« Oui, les amis, il sera plus difficile à l’avenir de garantir qu’OpenClaw fonctionne toujours avec les modèles Anthropic », a posté le créateur d’OpenClaw Peter Steinberger sur X tôt vendredi matin, accompagné d’une photo d’un message d’Anthropic disant que son compte avait été suspendu en raison d’une activité « suspecte ».
L’interdiction n’a pas duré longtemps. Quelques heures plus tard, après que le message soit devenu viral, Steinberger a déclaré que son compte avait été rétabli. Parmi les centaines de commentaires – dont beaucoup relèvent de la théorie du complot, étant donné que Steinberger est maintenant employé par le rival d’Anthropic, OpenAI – il y en avait un émanant d’un ingénieur d’Anthropic. L’ingénieur a déclaré au célèbre développeur qu’Anthropic n’avait jamais interdit à quiconque d’utiliser OpenClaw et lui avait proposé son aide.
On ne sait pas si c’est la clé qui a restauré le compte. (Nous avons interrogé Anthropic à ce sujet.) Mais l’ensemble de la chaîne de messages était éclairant à plusieurs niveaux.
Pour récapituler l’histoire récente : cette interdiction fait suite à l’annonce de la semaine dernière selon laquelle les abonnements à Claude d’Anthropic ne couvriraient plus « les harnais tiers, y compris OpenClaw », a déclaré la société de modèles d’IA.
Les utilisateurs d’OpenClaw doivent désormais payer cette utilisation séparément, en fonction de leur consommation, via l’API de Claude. Essentiellement, Anthropic, qui propose son propre agent Cowork, facture désormais une « taxe sur les griffes ». Steinberger a déclaré qu’il suivait cette nouvelle règle et utilisait son API, mais il a quand même été banni.
Anthropic a déclaré avoir institué le changement de prix parce que les abonnements n’étaient pas conçus pour gérer les « modèles d’utilisation » de Claws. Les Claws peuvent nécessiter plus de calcul que les invites ou les scripts simples, car ils peuvent exécuter des boucles de raisonnement continues, répéter ou réessayer automatiquement des tâches et être liés à de nombreux autres outils tiers.

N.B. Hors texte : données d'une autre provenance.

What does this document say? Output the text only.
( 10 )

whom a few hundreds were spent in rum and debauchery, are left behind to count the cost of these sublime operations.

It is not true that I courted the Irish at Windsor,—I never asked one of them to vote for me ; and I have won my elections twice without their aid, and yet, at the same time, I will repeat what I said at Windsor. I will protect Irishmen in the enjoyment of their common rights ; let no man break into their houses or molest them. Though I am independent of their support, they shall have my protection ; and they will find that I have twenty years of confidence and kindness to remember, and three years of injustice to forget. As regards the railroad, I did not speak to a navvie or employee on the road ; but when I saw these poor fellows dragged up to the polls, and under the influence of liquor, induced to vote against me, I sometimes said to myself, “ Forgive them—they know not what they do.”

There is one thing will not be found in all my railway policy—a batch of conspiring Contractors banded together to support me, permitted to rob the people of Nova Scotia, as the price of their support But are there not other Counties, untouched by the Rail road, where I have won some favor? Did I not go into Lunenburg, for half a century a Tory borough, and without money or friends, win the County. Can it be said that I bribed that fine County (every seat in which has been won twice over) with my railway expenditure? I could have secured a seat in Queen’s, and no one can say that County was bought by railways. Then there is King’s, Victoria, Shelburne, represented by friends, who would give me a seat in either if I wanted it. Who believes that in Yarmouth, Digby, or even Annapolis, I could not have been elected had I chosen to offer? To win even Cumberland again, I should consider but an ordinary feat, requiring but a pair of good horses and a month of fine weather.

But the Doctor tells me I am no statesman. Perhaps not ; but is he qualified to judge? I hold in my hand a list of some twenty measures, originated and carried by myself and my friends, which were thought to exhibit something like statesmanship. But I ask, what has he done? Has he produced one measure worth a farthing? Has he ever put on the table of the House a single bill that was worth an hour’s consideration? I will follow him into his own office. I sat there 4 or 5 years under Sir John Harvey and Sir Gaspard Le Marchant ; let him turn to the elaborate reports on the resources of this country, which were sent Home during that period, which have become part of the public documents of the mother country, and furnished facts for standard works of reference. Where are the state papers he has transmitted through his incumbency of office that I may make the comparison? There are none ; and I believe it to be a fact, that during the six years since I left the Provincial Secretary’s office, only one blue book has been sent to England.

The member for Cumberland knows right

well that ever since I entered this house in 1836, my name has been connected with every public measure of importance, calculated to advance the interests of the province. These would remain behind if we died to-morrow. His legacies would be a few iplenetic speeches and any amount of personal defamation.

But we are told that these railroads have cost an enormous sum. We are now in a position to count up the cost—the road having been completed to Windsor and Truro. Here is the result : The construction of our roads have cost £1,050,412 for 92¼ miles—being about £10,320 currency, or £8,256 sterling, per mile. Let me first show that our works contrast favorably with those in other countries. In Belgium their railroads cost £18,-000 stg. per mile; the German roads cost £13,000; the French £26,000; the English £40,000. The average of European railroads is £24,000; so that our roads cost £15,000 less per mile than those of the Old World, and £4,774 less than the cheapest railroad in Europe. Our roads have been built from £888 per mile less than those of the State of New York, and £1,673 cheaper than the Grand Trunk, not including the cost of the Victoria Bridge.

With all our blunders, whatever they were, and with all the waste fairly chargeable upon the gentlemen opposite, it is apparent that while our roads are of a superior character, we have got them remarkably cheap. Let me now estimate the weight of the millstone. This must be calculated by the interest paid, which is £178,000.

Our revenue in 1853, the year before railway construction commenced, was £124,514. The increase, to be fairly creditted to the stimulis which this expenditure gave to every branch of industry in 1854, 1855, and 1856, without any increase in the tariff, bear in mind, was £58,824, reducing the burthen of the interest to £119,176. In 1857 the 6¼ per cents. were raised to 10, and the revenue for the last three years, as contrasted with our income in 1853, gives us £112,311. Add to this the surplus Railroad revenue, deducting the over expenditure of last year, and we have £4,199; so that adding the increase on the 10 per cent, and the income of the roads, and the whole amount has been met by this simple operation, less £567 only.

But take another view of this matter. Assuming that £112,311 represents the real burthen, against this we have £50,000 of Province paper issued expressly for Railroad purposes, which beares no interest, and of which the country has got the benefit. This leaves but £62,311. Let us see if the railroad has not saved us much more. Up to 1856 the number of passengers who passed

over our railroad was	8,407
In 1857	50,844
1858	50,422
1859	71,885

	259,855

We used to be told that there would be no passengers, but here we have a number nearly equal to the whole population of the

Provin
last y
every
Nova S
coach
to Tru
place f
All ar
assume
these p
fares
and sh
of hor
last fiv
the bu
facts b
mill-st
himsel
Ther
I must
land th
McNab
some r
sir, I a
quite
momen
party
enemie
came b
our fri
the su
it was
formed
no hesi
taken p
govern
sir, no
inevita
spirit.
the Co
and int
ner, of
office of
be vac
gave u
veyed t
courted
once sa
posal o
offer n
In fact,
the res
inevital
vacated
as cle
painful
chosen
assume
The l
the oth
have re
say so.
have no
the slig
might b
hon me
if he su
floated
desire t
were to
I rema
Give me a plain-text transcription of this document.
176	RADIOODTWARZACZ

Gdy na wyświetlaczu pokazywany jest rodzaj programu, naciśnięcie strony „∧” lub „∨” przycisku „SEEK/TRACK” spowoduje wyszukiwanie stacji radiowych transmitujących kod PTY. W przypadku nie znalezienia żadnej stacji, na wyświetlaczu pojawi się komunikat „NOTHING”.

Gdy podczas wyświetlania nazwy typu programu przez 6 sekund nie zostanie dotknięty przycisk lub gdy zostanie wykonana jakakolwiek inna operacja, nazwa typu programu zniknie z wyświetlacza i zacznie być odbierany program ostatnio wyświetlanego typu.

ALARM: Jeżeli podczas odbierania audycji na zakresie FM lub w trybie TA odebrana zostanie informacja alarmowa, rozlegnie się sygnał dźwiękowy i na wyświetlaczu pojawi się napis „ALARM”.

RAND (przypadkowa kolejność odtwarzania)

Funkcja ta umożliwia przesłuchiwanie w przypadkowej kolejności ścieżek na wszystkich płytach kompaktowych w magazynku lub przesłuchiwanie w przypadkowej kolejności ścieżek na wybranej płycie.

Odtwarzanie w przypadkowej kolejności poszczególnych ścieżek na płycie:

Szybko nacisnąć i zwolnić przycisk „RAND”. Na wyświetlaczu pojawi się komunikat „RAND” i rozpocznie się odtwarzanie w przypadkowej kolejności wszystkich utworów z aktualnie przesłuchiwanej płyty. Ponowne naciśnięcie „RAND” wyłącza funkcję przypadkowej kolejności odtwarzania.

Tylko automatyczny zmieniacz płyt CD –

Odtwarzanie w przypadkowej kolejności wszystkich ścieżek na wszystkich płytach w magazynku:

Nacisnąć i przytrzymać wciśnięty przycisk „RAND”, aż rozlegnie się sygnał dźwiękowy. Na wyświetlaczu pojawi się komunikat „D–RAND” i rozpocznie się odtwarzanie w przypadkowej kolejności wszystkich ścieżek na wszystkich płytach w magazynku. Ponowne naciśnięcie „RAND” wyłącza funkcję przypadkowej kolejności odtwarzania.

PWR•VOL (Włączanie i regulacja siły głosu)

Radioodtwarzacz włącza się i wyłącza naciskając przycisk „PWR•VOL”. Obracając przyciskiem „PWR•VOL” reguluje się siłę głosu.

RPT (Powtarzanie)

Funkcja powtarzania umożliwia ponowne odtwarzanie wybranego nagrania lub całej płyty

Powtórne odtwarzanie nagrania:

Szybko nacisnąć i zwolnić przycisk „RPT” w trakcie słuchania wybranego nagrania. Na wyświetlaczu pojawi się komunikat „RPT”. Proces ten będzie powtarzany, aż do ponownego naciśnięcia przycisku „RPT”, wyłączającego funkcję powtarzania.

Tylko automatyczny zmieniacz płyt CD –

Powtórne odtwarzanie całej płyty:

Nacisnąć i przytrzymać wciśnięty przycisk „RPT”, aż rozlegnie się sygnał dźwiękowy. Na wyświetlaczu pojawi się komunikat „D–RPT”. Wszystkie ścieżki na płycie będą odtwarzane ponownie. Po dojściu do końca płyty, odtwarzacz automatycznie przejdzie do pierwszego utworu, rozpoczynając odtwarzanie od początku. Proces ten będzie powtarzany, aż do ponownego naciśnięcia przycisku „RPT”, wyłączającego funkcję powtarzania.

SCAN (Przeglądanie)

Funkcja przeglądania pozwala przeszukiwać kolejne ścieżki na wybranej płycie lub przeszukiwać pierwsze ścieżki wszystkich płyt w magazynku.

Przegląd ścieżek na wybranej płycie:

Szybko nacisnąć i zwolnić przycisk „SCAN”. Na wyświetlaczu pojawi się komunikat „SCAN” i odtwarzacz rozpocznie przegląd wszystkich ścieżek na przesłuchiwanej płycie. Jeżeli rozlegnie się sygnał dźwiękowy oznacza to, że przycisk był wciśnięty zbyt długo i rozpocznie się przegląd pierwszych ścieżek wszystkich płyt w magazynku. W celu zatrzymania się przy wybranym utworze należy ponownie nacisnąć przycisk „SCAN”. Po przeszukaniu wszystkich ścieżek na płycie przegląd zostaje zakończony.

Steinberger, cependant, n’acceptait pas cette excuse. Après qu’Anthropic ait modifié les prix, il a posté : « C’est drôle comme les horaires correspondent, ils copient d’abord certaines fonctionnalités populaires dans leur harnais fermé, puis ils verrouillent l’open source. » Bien qu’il n’ait pas précisé, il faisait peut-être référence aux fonctionnalités ajoutées à l’agent Cowork de Claude, telles que Claude Dispatch, qui permet aux utilisateurs de contrôler les agents à distance et d’attribuer des tâches. Dispatch a été déployé quelques semaines avant qu’Anthropic ne modifie sa politique de tarification OpenClaw.
La frustration de Steinberger à l’égard d’Anthropic était à nouveau visible vendredi.
Une personne a laissé entendre qu’une partie de cela était de sa faute, pour avoir accepté un emploi chez OpenAI au lieu d’Anthropic, en postant « Vous aviez le choix, mais vous vous êtes trompé de choix ». Ce à quoi Steinberger a répondu : « On m’a accueilli, on m’a envoyé des menaces judiciaires. »
Aie.
Lorsque plusieurs personnes lui ont demandé pourquoi il utilisait Claude au lieu des modèles de son employeur, il a expliqué qu’il ne l’utilisait qu’à des fins de test, afin de garantir que les mises à jour d’OpenClaw ne casseraient pas les choses pour les utilisateurs de Claude.
Il a expliqué : « Vous devez séparer deux choses. Mon travail à la Fondation OpenClaw, où nous voulons que OpenClaw fonctionne parfaitement pour *tous* les fournisseurs de modèles, et mon travail chez OpenAI pour les aider dans leur future stratégie produit. »
Plusieurs personnes ont également souligné que la nécessité de tester Claude est due au fait que ce modèle reste un choix populaire pour les utilisateurs d’OpenClaw par rapport à ChatGPT. Il a également entendu cela lorsqu’Anthropic a modifié ses prix, ce à quoi il a répondu : « J’y travaille. » (C’est donc un indice sur les détails de son travail chez OpenAI.)
Steinberger n’a pas répondu à une demande de commentaire.